Solid manure application on snow-covered, frozen ground. South Branch – River Raisin TMDL reach. See next photo – on March 30, 2019, melting snow and manure ponding around tile riser which drains to the South Branch of the River Raisin. Photo Credit: ECCSCM
Manure from field application shown in January 17 photo above on snow-covered, frozen ground melting into the orange tile riser pipe, which carries it through sub-surface drain tile to the South Branch of the River Raisin. Photo Credit: ECCSCM
People downstream are impacted by excessive manure applications. Great Lakes tourism is negatively impacted by closed beaches due to excess E. coli, and no sport fishing because of harmful algae blooms caused by excess nutrients. Inland lakes summer tourism is affected in the same way. The majority of Michigan’s citizens get their drinking water either directly from the Great Lakes, or from inland surface water sources. The cost of degraded source water is externalized by polluters to the detriment of downstream municipalities and residents. Contaminated surface water is unsuitable for crop irrigation. Nutrients and bacteria in manure contribute to the destruction of aquatic life (plant and animal) and the eutrophication of tributary streams.

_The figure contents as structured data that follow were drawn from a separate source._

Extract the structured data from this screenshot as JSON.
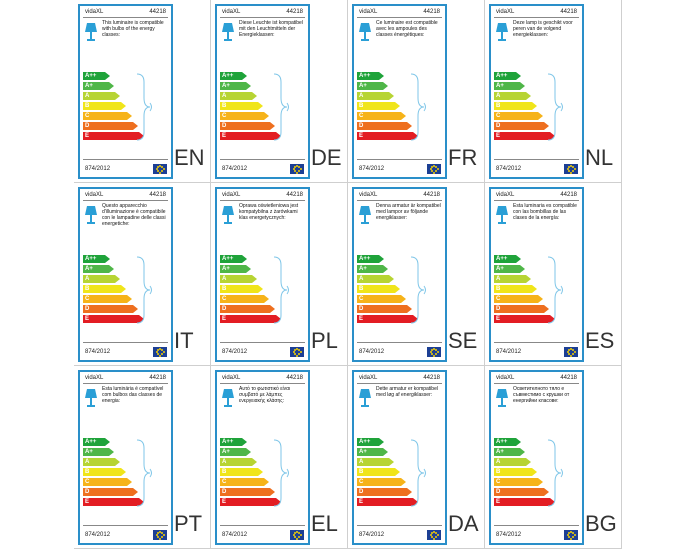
{
  "cards": [
    {
      "brand": "vidaXL",
      "code": "44218",
      "text": "This luminaire is compatible with bulbs of the energy classes:",
      "reg": "874/2012",
      "lang": "EN"
    },
    {
      "brand": "vidaXL",
      "code": "44218",
      "text": "Diese Leuchte ist kompatibel mit den Leuchtmitteln der Energieklassen:",
      "reg": "874/2012",
      "lang": "DE"
    },
    {
      "brand": "vidaXL",
      "code": "44218",
      "text": "Ce luminaire est compatible avec les ampoules des classes énergétiques:",
      "reg": "874/2012",
      "lang": "FR"
    },
    {
      "brand": "vidaXL",
      "code": "44218",
      "text": "Deze lamp is geschikt voor peren van de volgend energieklassen:",
      "reg": "874/2012",
      "lang": "NL"
    },
    {
      "brand": "vidaXL",
      "code": "44218",
      "text": "Questo apparecchio d'illuminazione è compatibile con le lampadine delle classi energetiche:",
      "reg": "874/2012",
      "lang": "IT"
    },
    {
      "brand": "vidaXL",
      "code": "44218",
      "text": "Oprawa oświetleniowa jest kompatybilna z żarówkami klas energetycznych:",
      "reg": "874/2012",
      "lang": "PL"
    },
    {
      "brand": "vidaXL",
      "code": "44218",
      "text": "Denna armatur är kompatibel med lampor av följande energiklasser:",
      "reg": "874/2012",
      "lang": "SE"
    },
    {
      "brand": "vidaXL",
      "code": "44218",
      "text": "Esta luminaria es compatible con las bombillas de las clases de la energía:",
      "reg": "874/2012",
      "lang": "ES"
    },
    {
      "brand": "vidaXL",
      "code": "44218",
      "text": "Esta luminária é compatível com bulbos das classes de energia:",
      "reg": "874/2012",
      "lang": "PT"
    },
    {
      "brand": "vidaXL",
      "code": "44218",
      "text": "Αυτό το φωτιστικό είναι συμβατό με λάμπες ενεργειακής κλάσης:",
      "reg": "874/2012",
      "lang": "EL"
    },
    {
      "brand": "vidaXL",
      "code": "44218",
      "text": "Dette armatur er kompatibel med løg af energiklasser:",
      "reg": "874/2012",
      "lang": "DA"
    },
    {
      "brand": "vidaXL",
      "code": "44218",
      "text": "Осветителното тяло е съвместимо с крушки от енергийни класове:",
      "reg": "874/2012",
      "lang": "BG"
    }
  ],
  "energy_classes": [
    {
      "label": "A++",
      "color": "#1fa33a"
    },
    {
      "label": "A+",
      "color": "#4fb648"
    },
    {
      "label": "A",
      "color": "#b7d433"
    },
    {
      "label": "B",
      "color": "#f0e51a"
    },
    {
      "label": "C",
      "color": "#f6b319"
    },
    {
      "label": "D",
      "color": "#ee6f1f"
    },
    {
      "label": "E",
      "color": "#e31d23"
    }
  ],
  "icons": {
    "lamp": "table-lamp-icon",
    "eu": "eu-flag-icon",
    "bracket": "curly-bracket-icon"
  }
}
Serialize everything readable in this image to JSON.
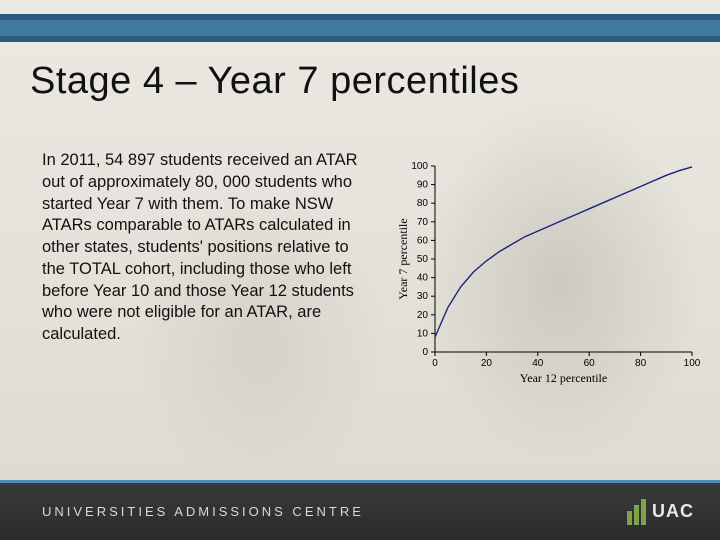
{
  "slide": {
    "title": "Stage 4 – Year 7 percentiles",
    "body": "In 2011, 54 897 students received an ATAR out of approximately 80, 000 students who started Year 7 with them.\nTo make NSW ATARs comparable to ATARs calculated in other states, students' positions relative to the TOTAL cohort, including those who left before Year 10 and those Year 12 students who were not eligible for an ATAR, are calculated."
  },
  "chart": {
    "type": "line",
    "xlabel": "Year 12 percentile",
    "ylabel": "Year 7 percentile",
    "xlim": [
      0,
      100
    ],
    "ylim": [
      0,
      100
    ],
    "xtick_step": 20,
    "ytick_step": 10,
    "x_points": [
      0,
      5,
      10,
      15,
      20,
      25,
      30,
      35,
      40,
      45,
      50,
      55,
      60,
      65,
      70,
      75,
      80,
      85,
      90,
      95,
      100
    ],
    "y_points": [
      8,
      24,
      35,
      43,
      49,
      54,
      58,
      62,
      65,
      68,
      71,
      74,
      77,
      80,
      83,
      86,
      89,
      92,
      95,
      97.5,
      99.5
    ],
    "line_color": "#1a237e",
    "line_width": 1.4,
    "axis_color": "#000000",
    "background_color": "transparent",
    "tick_fontsize": 10,
    "label_fontsize": 12
  },
  "footer": {
    "org": "UNIVERSITIES ADMISSIONS CENTRE",
    "logo_text": "UAC",
    "logo_bar_color": "#7fa34a"
  },
  "colors": {
    "band_outer": "#2d5a7a",
    "band_inner": "#3f7a9e",
    "footer_border": "#4d8fb3",
    "page_bg": "#e6e4dd"
  }
}
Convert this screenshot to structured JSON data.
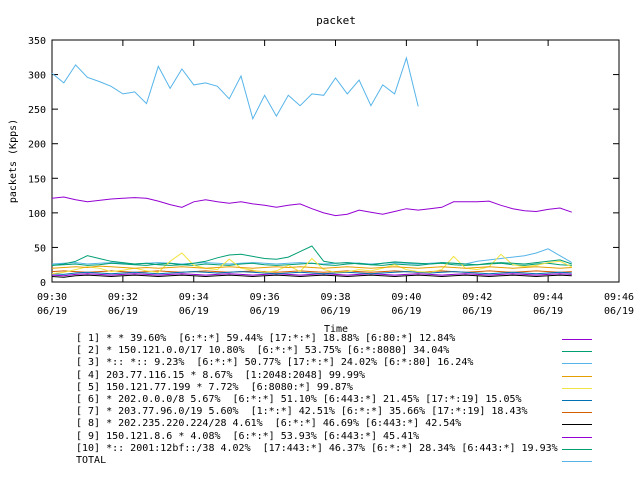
{
  "chart_data": {
    "type": "line",
    "title": "packet",
    "ylabel": "packets (Kpps)",
    "xlabel": "Time",
    "ylim": [
      0,
      350
    ],
    "yticks": [
      0,
      50,
      100,
      150,
      200,
      250,
      300,
      350
    ],
    "xticks": [
      {
        "time": "09:30",
        "date": "06/19"
      },
      {
        "time": "09:32",
        "date": "06/19"
      },
      {
        "time": "09:34",
        "date": "06/19"
      },
      {
        "time": "09:36",
        "date": "06/19"
      },
      {
        "time": "09:38",
        "date": "06/19"
      },
      {
        "time": "09:40",
        "date": "06/19"
      },
      {
        "time": "09:42",
        "date": "06/19"
      },
      {
        "time": "09:44",
        "date": "06/19"
      },
      {
        "time": "09:46",
        "date": "06/19"
      }
    ],
    "x_minutes": [
      0,
      0.333,
      0.667,
      1,
      1.333,
      1.667,
      2,
      2.333,
      2.667,
      3,
      3.333,
      3.667,
      4,
      4.333,
      4.667,
      5,
      5.333,
      5.667,
      6,
      6.333,
      6.667,
      7,
      7.333,
      7.667,
      8,
      8.333,
      8.667,
      9,
      9.333,
      9.667,
      10,
      10.333,
      10.667,
      11,
      11.333,
      11.667,
      12,
      12.333,
      12.667,
      13,
      13.333,
      13.667,
      14,
      14.333,
      14.667
    ],
    "series": [
      {
        "label": "[ 1] * * 39.60%  [6:*:*] 59.44% [17:*:*] 18.88% [6:80:*] 12.84%",
        "color": "#9400d3",
        "values": [
          121,
          123,
          119,
          116,
          118,
          120,
          121,
          122,
          121,
          117,
          112,
          108,
          116,
          119,
          116,
          114,
          116,
          113,
          111,
          108,
          111,
          113,
          106,
          100,
          96,
          98,
          104,
          101,
          98,
          102,
          106,
          104,
          106,
          108,
          116,
          116,
          116,
          117,
          111,
          106,
          103,
          102,
          105,
          107,
          101
        ]
      },
      {
        "label": "[ 2] * 150.121.0.0/17 10.80%  [6:*:*] 53.75% [6:*:8080] 34.04%",
        "color": "#009e73",
        "values": [
          24,
          26,
          30,
          38,
          34,
          30,
          28,
          26,
          27,
          25,
          24,
          25,
          27,
          30,
          35,
          39,
          40,
          37,
          34,
          33,
          36,
          44,
          52,
          30,
          27,
          28,
          26,
          25,
          27,
          29,
          28,
          27,
          26,
          28,
          27,
          26,
          25,
          27,
          28,
          27,
          26,
          28,
          30,
          32,
          26
        ]
      },
      {
        "label": "[ 3] *:: *:: 9.23%  [6:*:*] 50.77% [17:*:*] 24.02% [6:*:80] 16.24%",
        "color": "#56b4e9",
        "values": [
          302,
          288,
          314,
          296,
          290,
          283,
          272,
          275,
          258,
          312,
          280,
          308,
          285,
          288,
          283,
          265,
          298,
          236,
          270,
          240,
          270,
          255,
          272,
          270,
          295,
          272,
          292,
          255,
          285,
          272,
          324,
          254,
          null,
          null,
          null,
          null,
          null,
          null,
          null,
          null,
          null,
          null,
          null,
          null,
          null
        ]
      },
      {
        "label": "[ 4] 203.77.116.15 * 8.67%  [1:2048:2048] 99.99%",
        "color": "#e69f00",
        "values": [
          20,
          21,
          22,
          21,
          23,
          22,
          21,
          20,
          21,
          20,
          21,
          22,
          21,
          20,
          21,
          22,
          21,
          20,
          21,
          22,
          21,
          22,
          21,
          20,
          21,
          22,
          21,
          20,
          21,
          22,
          21,
          20,
          21,
          22,
          21,
          20,
          21,
          22,
          21,
          20,
          21,
          22,
          21,
          20,
          21
        ]
      },
      {
        "label": "[ 5] 150.121.77.199 * 7.72%  [6:8080:*] 99.87%",
        "color": "#f0e442",
        "values": [
          12,
          14,
          18,
          22,
          20,
          15,
          17,
          20,
          16,
          14,
          30,
          42,
          24,
          20,
          18,
          33,
          20,
          17,
          14,
          16,
          24,
          15,
          34,
          18,
          14,
          15,
          18,
          16,
          20,
          25,
          18,
          15,
          14,
          18,
          37,
          20,
          18,
          22,
          40,
          25,
          22,
          24,
          28,
          30,
          22
        ]
      },
      {
        "label": "[ 6] * 202.0.0.0/8 5.67%  [6:*:*] 51.10% [6:443:*] 21.45% [17:*:19] 15.05%",
        "color": "#0072b2",
        "values": [
          12,
          11,
          13,
          14,
          13,
          12,
          13,
          14,
          13,
          12,
          13,
          14,
          15,
          14,
          13,
          14,
          15,
          14,
          13,
          12,
          13,
          14,
          13,
          12,
          13,
          14,
          13,
          12,
          13,
          14,
          15,
          14,
          13,
          14,
          15,
          14,
          13,
          12,
          13,
          14,
          13,
          12,
          13,
          14,
          13
        ]
      },
      {
        "label": "[ 7] * 203.77.96.0/19 5.60%  [1:*:*] 42.51% [6:*:*] 35.66% [17:*:19] 18.43%",
        "color": "#d55e00",
        "values": [
          15,
          16,
          15,
          14,
          15,
          16,
          15,
          14,
          15,
          16,
          15,
          14,
          15,
          16,
          15,
          14,
          15,
          16,
          15,
          14,
          15,
          16,
          15,
          14,
          15,
          16,
          15,
          14,
          15,
          16,
          15,
          14,
          15,
          16,
          15,
          14,
          15,
          16,
          15,
          14,
          15,
          16,
          15,
          14,
          15
        ]
      },
      {
        "label": "[ 8] * 202.235.220.224/28 4.61%  [6:*:*] 46.69% [6:443:*] 42.54%",
        "color": "#000000",
        "values": [
          8,
          7,
          9,
          10,
          9,
          8,
          9,
          10,
          9,
          8,
          9,
          10,
          9,
          8,
          9,
          10,
          9,
          8,
          9,
          10,
          9,
          8,
          9,
          10,
          9,
          8,
          9,
          10,
          9,
          8,
          9,
          10,
          9,
          8,
          9,
          10,
          9,
          8,
          9,
          10,
          9,
          8,
          9,
          10,
          9
        ]
      },
      {
        "label": "[ 9] 150.121.8.6 * 4.08%  [6:*:*] 53.93% [6:443:*] 45.41%",
        "color": "#9400d3",
        "values": [
          10,
          9,
          11,
          12,
          11,
          10,
          11,
          12,
          11,
          10,
          11,
          12,
          11,
          10,
          11,
          12,
          11,
          10,
          11,
          12,
          11,
          10,
          11,
          12,
          11,
          10,
          11,
          12,
          11,
          10,
          11,
          12,
          11,
          10,
          11,
          12,
          11,
          10,
          11,
          12,
          11,
          10,
          11,
          12,
          11
        ]
      },
      {
        "label": "[10] *:: 2001:12bf::/38 4.02%  [17:443:*] 46.37% [6:*:*] 28.34% [6:443:*] 19.93%",
        "color": "#009e73",
        "values": [
          24,
          25,
          26,
          24,
          25,
          27,
          26,
          25,
          24,
          26,
          27,
          25,
          24,
          26,
          25,
          24,
          26,
          27,
          25,
          24,
          25,
          26,
          27,
          25,
          24,
          26,
          27,
          25,
          24,
          26,
          25,
          24,
          26,
          27,
          25,
          24,
          25,
          26,
          27,
          25,
          24,
          26,
          27,
          25,
          24
        ]
      },
      {
        "label": "TOTAL",
        "color": "#56b4e9",
        "values": [
          26,
          27,
          28,
          26,
          27,
          28,
          27,
          26,
          27,
          28,
          27,
          26,
          27,
          28,
          27,
          26,
          27,
          28,
          27,
          26,
          27,
          28,
          27,
          26,
          27,
          28,
          27,
          26,
          27,
          28,
          27,
          26,
          27,
          28,
          27,
          26,
          30,
          32,
          34,
          36,
          38,
          42,
          48,
          38,
          28
        ]
      }
    ]
  }
}
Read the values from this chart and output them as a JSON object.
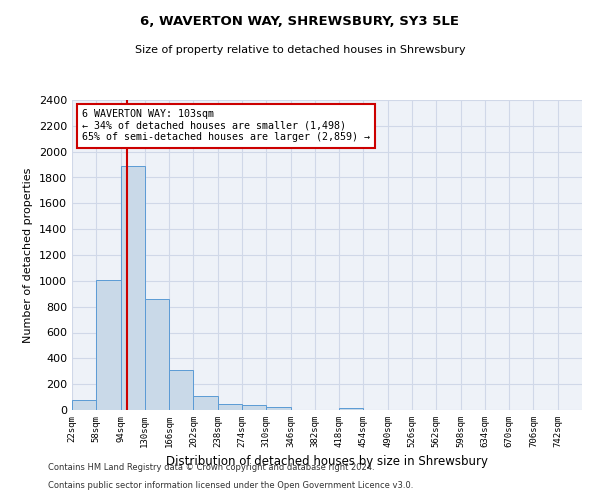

Inlet to Lime Lake. Stream passes through manure application fields. Lime Creek/Bean Creek/Tiffin/Maumee watershed. Sample analyzed by MDEQ lab showed E. coli at 730/100mL, more than twice the limit for total body contact, in this TMDL watershed. Samples analyzed by Helix Biolab showed two genera of Cyanobacteria (harmful algae), two cyanotoxins, and Bacteroides with cattle DNA. Grass buffers along stream bank. Photo credit: ECCSCM
While the 2020 CAFO General Permit is in contested case status, the Department maintains use of the 2015 General Permit standards. All parties – EGLE, the Farm Bureau, and Intervenors have filed initial testimony and responded to other testimony through rebuttal. After cross examination, the record will be closed, and the parties will have an opportunity to brief their arguments based on the contents of that record. We do not yet have a final briefing schedule, but it will likely take several months to complete briefing. After briefing is complete, the Administrative Law Judge (ALJ) will issue a decision on the permit. There is no prescribed time frame for this decision, but with a case this complex, it will likely take him several months to reach conclusions. Once the ALJ issues the permit, it will go to the EGLE Director for signature. There is then a possibility that the permit would go to the review board, who would have an opportunity to overrule both the ALJ and the EGLE Director. In other words, the ALJ decision is just the first step in a longer procedural process to getting a final permit.